Append the path to the given environment variable. Creates the env var if it doesn’t exist already. will concatenate paths using : on linux and ; on windows

sgtk.util.prepend_path_to_env_var(env_var_name, path)[source]

Prepend the path to the given environment variable. Creates the env var if it doesn’t exist already. will concatenate paths using : on linux and ; on windows

sgtk.util.get_current_user(tk)[source]

Retrieves the current user as a dictionary of metadata values. Note: This method connects to shotgun the first time around. The result is then cached to reduce latency.

If a user has been authenticated via a login prompt, this method will return the credentials associated with that user. If Toolkit has been configured to use a script user to connect to Shotgun, a core hook will be executed to established which user is associated with the current session. This is usually based on the currently logged in user.

Returns:

None if the user is not found in Shotgun. Otherwise, it returns a dictionary with the following fields: id, type, email, login, name, image, firstname, lastname

Exceptions

class sgtk.util.EnvironmentVariableFileLookupError(var_name, path)[source]

Bases: TankError

Raised when an environment variable specifying a location points to configuration file that doesn’t exist.

Parameters:
  • var_name (str) – Name of the environment variable used.

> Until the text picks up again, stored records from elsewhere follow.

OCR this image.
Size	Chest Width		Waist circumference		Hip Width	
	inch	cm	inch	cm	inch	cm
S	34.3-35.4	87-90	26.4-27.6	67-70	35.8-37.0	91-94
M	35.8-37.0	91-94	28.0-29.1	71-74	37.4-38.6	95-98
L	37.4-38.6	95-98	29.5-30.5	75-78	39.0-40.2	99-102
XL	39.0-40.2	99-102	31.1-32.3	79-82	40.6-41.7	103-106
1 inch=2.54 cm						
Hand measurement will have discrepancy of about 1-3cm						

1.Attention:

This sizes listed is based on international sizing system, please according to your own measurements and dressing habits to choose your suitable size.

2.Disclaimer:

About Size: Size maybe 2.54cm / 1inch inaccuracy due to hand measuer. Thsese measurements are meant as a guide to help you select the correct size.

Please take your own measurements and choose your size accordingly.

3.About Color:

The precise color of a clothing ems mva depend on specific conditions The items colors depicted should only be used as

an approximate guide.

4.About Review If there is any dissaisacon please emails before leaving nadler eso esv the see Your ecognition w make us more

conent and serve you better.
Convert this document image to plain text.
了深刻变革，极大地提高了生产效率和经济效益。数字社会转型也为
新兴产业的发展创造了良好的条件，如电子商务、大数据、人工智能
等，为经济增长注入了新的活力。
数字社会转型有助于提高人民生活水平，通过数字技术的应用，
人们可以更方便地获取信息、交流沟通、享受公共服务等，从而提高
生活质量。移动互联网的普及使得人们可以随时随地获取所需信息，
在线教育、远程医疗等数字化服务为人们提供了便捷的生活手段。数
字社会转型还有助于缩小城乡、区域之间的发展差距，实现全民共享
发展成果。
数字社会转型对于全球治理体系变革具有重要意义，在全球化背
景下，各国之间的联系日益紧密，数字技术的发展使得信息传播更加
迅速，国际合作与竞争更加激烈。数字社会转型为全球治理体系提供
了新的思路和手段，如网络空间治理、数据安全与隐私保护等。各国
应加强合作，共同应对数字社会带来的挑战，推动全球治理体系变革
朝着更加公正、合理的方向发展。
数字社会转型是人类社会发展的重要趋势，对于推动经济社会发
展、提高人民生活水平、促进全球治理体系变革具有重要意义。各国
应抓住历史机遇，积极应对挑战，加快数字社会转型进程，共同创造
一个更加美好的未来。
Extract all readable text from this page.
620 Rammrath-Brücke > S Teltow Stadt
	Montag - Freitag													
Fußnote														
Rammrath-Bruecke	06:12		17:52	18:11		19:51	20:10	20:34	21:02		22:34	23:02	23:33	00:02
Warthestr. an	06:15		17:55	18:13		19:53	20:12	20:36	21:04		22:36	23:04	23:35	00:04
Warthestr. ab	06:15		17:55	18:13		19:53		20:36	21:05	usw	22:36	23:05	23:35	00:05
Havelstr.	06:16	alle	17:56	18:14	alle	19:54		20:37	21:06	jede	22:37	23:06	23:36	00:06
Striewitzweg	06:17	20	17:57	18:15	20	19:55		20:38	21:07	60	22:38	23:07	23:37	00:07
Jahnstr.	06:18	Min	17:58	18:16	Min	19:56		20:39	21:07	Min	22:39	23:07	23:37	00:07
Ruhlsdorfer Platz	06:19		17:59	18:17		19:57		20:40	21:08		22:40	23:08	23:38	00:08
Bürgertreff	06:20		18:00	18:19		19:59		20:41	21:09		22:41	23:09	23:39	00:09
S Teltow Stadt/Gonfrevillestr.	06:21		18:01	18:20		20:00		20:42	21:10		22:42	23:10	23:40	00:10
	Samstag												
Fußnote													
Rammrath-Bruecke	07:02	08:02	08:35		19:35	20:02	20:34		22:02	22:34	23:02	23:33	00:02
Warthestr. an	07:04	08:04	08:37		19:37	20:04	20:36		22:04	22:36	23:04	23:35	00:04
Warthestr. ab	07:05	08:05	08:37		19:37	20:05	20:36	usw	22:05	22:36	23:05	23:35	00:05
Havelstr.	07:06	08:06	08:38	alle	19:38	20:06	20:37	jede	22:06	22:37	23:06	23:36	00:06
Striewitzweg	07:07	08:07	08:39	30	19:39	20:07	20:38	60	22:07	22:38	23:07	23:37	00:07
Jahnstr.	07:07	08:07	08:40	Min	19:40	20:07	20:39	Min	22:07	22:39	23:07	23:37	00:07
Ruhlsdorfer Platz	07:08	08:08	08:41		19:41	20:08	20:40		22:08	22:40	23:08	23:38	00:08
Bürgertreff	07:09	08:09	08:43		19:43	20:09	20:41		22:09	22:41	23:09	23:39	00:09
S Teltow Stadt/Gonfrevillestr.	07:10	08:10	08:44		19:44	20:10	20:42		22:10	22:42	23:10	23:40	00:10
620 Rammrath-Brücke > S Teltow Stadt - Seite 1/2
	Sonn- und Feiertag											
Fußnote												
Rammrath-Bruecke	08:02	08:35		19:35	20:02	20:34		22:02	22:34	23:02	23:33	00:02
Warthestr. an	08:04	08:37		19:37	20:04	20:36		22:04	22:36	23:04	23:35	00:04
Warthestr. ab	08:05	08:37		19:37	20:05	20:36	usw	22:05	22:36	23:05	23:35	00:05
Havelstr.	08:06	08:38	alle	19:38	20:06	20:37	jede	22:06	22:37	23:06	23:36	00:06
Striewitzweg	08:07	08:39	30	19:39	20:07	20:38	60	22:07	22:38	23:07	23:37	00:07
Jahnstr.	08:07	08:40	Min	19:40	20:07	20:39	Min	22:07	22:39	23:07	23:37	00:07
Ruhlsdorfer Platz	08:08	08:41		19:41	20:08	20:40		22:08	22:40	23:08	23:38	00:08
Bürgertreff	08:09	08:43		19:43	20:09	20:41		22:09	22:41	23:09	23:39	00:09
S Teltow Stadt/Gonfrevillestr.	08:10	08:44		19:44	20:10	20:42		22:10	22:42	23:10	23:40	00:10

  • path (str) – Path to the configuration file that doesn’t exist.

with_traceback()

Exception.with_traceback(tb) – set self.__traceback__ to tb and return self.

class sgtk.util.ShotgunPublishError(error_message, entity=None)[source]

Bases: TankError

Raised when Toolkit is not able to register a published file in Shotgun.

The original message for the reported error is available in the ‘error_message’ property.

If a published file entity was created before the error happened, it will be available in the ‘entity’ property.

Parameters:
  • error_message (str) – An error message, typically coming from a caught exception.

  • entity (dict) – The Shotgun entity which was created, if any.

with_traceback()

Exception.with_traceback(tb) – set self.__traceback__ to tb and return self.

class sgtk.util.PublishResolveError[source]

Bases: TankError

Base class for all errors relating to resolution of paths from publishes.

with_traceback()

Exception.with_traceback(tb) – set self.__traceback__ to tb and return self.

class sgtk.util.PublishPathNotDefinedError[source]

Bases: PublishResolveError

Exception raised when a publish does not have a path defined for the current operating system platform. It may or may not have publish paths defined on other platforms.

with_traceback()

Exception.with_traceback(tb) – set self.__traceback__ to tb and return self.

class sgtk.util.PublishPathNotSupported[source]

Bases: PublishResolveError

Exception raised when a publish has a path defined but it is using a path definition that cannot be resolved into a local path. This includes for example unsupported url schemes.

with_traceback()

Exception.with_traceback(tb) – set self.__traceback__ to tb and return self.